Judy Thompson, president of Jacksonville-based Forgotten Majority, who advocates on behalf of inmates, urged the committee to support the measure. “We’ve waited a long time for a bill like that,” she told committee members. “There are three types of corrections officers: there’s good; there’s tough but fair; and there are those that are cruel. This bill helps to protect against those cruelties.”
In the past year, seven whistleblowers have filed lawsuits against Inspector General Jeffery Beasley and the department for allegedly retaliating against them for claiming there was possible criminal wrongdoing and cover-up in the deaths and injuries of inmates. Additionally, the Herald and other news outlets have reported on a series of suspicious deaths. Among them:
• Randall Jordan-Aparo and Rommell Johnson, two inmates gassed by staff despite having asthma or a lung condition. As Johnson’s oxygen levels and blood pressure dropped, he was given a shower instead of first-aid. Jordan-Aparo pleaded for medical attention but was ignored. Both inmates died.

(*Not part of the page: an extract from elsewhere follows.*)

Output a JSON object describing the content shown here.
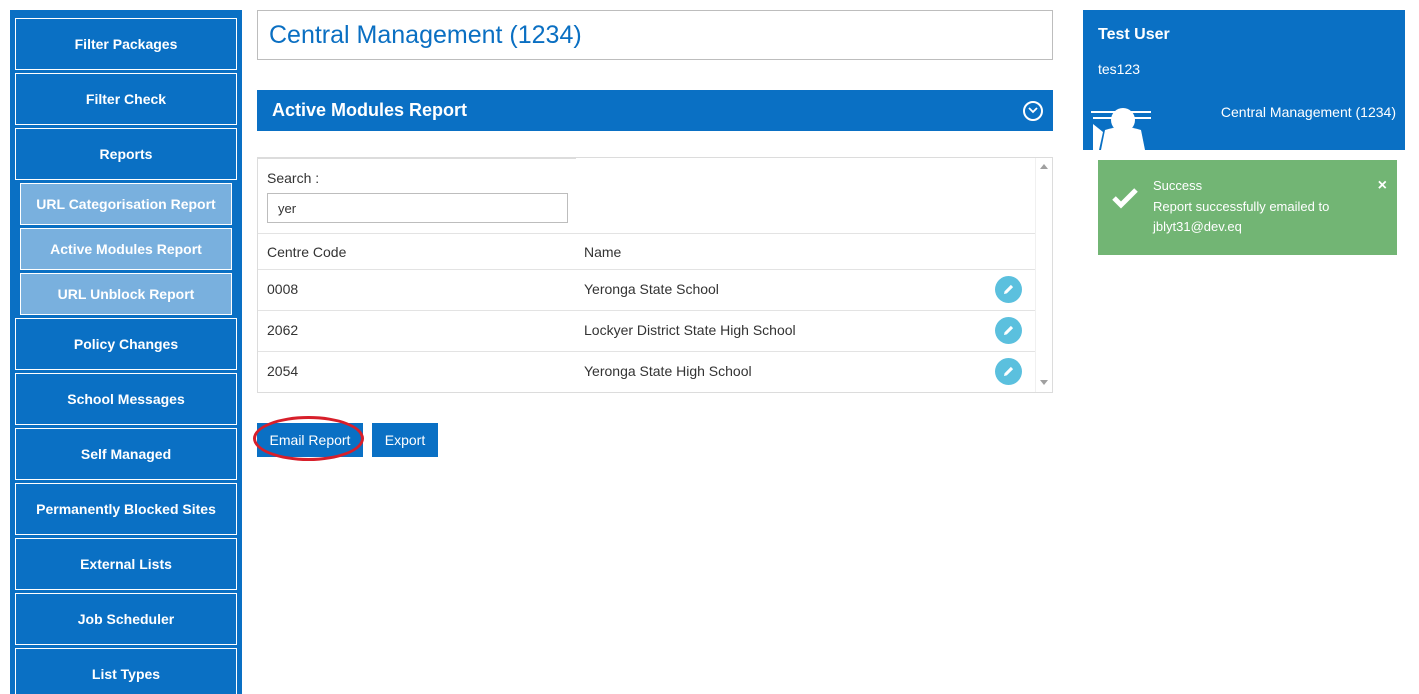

• Ricky Martin, a slightly built prisoner with a little over a year left on his prison term, who was beaten and stomped to death at Santa Rosa Correctional Institution, the same day he was paired in a cell with a hulking, 260-pound lifer with a long history of abusing fellow prisoners.
• Darren Rainey, a 50-year-old suffering from mental illness, who died after he was locked in a scalding-hot shower for up to two hours until he collapsed. The specially rigged shower at Dade Correctional was allegedly used on other troublesome inmates to inflict pain.
Evers, who has visited several prisons, cited other abusive practices, including giving prisoners “airtrays” — a plate of food with a cover on it but nothing inside — gassing inmates without cause and turning off video surveillance machinery to prevent staff misconduct from being recorded. “I could go on,” he told the committee. “Please support this bill.”
Here’s how the $6.9 million would be spent for prison reform:
• $5 million diverted from deposits to the General Revenue Fund into the new State Operated Institutions Inmate Welfare Trust Fund, which would be spent on job training, literacy, substance abuse, faith-based and other programs;
• Approximately $1.3 million for personnel, equipment, and expenses of the new Corrections Commission;
• Approximately $800,000 for added personnel and expenses to enable the Correctional Medical Authority to increase the frequency of its surveys of correctional institutions; and Approximately $1 million to provide mental health training for correctional officers;
Additionally, the bill would reduce costs by approximately $1.2 million by decreasing the inmate population through the award of gain time for educational achievement while behind bars.